Wouldn't it be much easier if you could just ask Linked In - a nice big, respectable company - to stop emailing you no matter who clicks what? You'd think so wouldn't you? But their emails never contained an unsubscribe link. Every time I searched for ways to make them stop emailing me I found the same piece of advice. The only way of making them stop is to join the site.
It starts to feel like a protection racket after a while.
I emailed various addresses and got no help. I asked their twitter account and got no help there either. When I first searched their FAQ I found questions about removing email addresses and thought I'd finally struck gold. But the answers always led to a login page.
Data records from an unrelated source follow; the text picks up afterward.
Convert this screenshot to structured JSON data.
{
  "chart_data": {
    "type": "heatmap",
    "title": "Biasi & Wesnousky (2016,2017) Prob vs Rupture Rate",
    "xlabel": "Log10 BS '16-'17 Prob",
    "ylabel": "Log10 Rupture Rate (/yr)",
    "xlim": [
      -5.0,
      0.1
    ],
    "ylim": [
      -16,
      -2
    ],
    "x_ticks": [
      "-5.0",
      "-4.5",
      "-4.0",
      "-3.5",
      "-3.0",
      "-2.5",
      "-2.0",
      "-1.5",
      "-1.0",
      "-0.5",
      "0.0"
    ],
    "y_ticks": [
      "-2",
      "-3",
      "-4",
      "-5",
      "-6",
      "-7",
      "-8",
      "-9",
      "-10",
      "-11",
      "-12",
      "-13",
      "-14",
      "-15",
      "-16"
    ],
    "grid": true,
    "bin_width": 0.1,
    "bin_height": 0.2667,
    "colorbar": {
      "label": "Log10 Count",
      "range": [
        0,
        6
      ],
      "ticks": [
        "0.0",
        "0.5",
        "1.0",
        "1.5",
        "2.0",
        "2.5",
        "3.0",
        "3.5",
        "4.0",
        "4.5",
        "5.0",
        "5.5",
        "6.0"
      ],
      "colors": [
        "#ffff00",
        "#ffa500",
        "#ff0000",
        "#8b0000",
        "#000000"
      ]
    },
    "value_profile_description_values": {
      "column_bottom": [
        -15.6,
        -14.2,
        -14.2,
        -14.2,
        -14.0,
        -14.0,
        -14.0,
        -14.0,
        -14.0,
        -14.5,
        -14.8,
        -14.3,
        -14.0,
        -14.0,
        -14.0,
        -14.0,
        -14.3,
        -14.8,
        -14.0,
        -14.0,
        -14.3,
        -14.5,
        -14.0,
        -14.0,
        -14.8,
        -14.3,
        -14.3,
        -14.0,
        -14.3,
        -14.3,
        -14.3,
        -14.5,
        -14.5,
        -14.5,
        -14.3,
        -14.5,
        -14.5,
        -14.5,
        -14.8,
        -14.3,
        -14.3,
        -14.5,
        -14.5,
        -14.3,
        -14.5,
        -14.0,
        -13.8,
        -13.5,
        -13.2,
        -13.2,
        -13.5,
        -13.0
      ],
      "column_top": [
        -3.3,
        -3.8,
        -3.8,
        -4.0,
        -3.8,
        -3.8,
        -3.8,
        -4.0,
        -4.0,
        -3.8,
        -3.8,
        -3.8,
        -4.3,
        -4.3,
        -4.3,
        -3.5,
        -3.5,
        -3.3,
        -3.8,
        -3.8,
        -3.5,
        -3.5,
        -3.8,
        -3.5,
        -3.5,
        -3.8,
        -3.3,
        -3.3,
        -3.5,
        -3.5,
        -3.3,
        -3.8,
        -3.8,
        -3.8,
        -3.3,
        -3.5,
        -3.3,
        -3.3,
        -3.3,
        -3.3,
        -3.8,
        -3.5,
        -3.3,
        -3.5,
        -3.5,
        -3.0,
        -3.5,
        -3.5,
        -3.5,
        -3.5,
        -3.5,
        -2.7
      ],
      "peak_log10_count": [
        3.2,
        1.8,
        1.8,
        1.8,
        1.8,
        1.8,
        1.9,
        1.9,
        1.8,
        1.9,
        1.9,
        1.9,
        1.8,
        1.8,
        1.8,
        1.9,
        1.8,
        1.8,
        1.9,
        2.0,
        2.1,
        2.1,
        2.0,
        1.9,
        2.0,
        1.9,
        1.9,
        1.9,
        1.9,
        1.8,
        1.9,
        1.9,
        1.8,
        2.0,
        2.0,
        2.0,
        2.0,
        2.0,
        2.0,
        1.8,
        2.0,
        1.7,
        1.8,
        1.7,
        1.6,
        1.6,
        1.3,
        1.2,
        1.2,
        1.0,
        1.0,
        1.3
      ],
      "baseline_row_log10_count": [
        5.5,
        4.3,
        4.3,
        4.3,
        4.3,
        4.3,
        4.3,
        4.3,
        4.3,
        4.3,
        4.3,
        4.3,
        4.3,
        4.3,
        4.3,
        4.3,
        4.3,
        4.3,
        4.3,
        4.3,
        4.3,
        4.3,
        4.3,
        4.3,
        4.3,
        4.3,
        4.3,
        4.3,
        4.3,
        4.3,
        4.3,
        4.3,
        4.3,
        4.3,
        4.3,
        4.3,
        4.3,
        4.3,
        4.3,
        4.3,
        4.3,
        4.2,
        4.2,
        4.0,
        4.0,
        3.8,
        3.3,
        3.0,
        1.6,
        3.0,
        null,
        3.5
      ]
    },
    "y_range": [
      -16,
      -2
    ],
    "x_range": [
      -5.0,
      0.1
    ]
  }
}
It was like an endlessly looping conversation:
"You want to remove your email address? Sure thing... just go to your account page and change your settings."
"But I don't have an account. So I don't have an account page."
"That's okay... you can sign up and... "
But then, one day I managed to find a magic link in the FAQ. It was a question about removing your address from a Do Not Contact list. In other words it was the exact opposite of what I wanted... but it was exciting because at least it proved that there was such a thing as a Do Not Contact list. (It just seemed wholly in keeping with Linked In's corporate mindset that they could only ever envisage people wanting to find out how to be more contactable rather than less.)
I clicked the link. It led to an email form. I had to change the pre-ordained subject line in order to make it say I wanted out and then I explained that I'd spent two years trying to make them leave me alone.
And it finally worked. I finally got a response... and they tell me I'm now on the Do Not Contact list. And so far I haven't heard from them. And I expect them to stay true to their word because they are a legit, law abiding company. Albeit one that annoys the hell out of me and - judging from my twitter stream - hundreds of other people too.
Interestingly the page I found seems to have been reworded since. (I'm not claiming that they've changed it because of me, I'm just mentioning it so that I don't get a load of messages telling me I'm wrong.) There is now a question in the FAQ that tells you how to add your address to the Do Not Contact list. Finally they acknowledge that there are people who don't want to hear from them!
It's still not the easiest link to find. I've replied to a few people telling them how I did it but I didn't have the link to hand at the time so I could only tell them that it existed. They've come back telling me that they couldn't find it. So here, for everyone else who feels spammed by Linked In, is the magic button to get you out of the system:
And this is what freedom looks like:
I'd be interested to hear from anyone who uses the site to find out what it looks like from the inside? How clear is it that the site is emailing people on your behalf? I've no problem with those who like it... I just think that when a big company sends out so many emails and they don't make opting-out an easy option they might as well be spammers regardless of what the law says.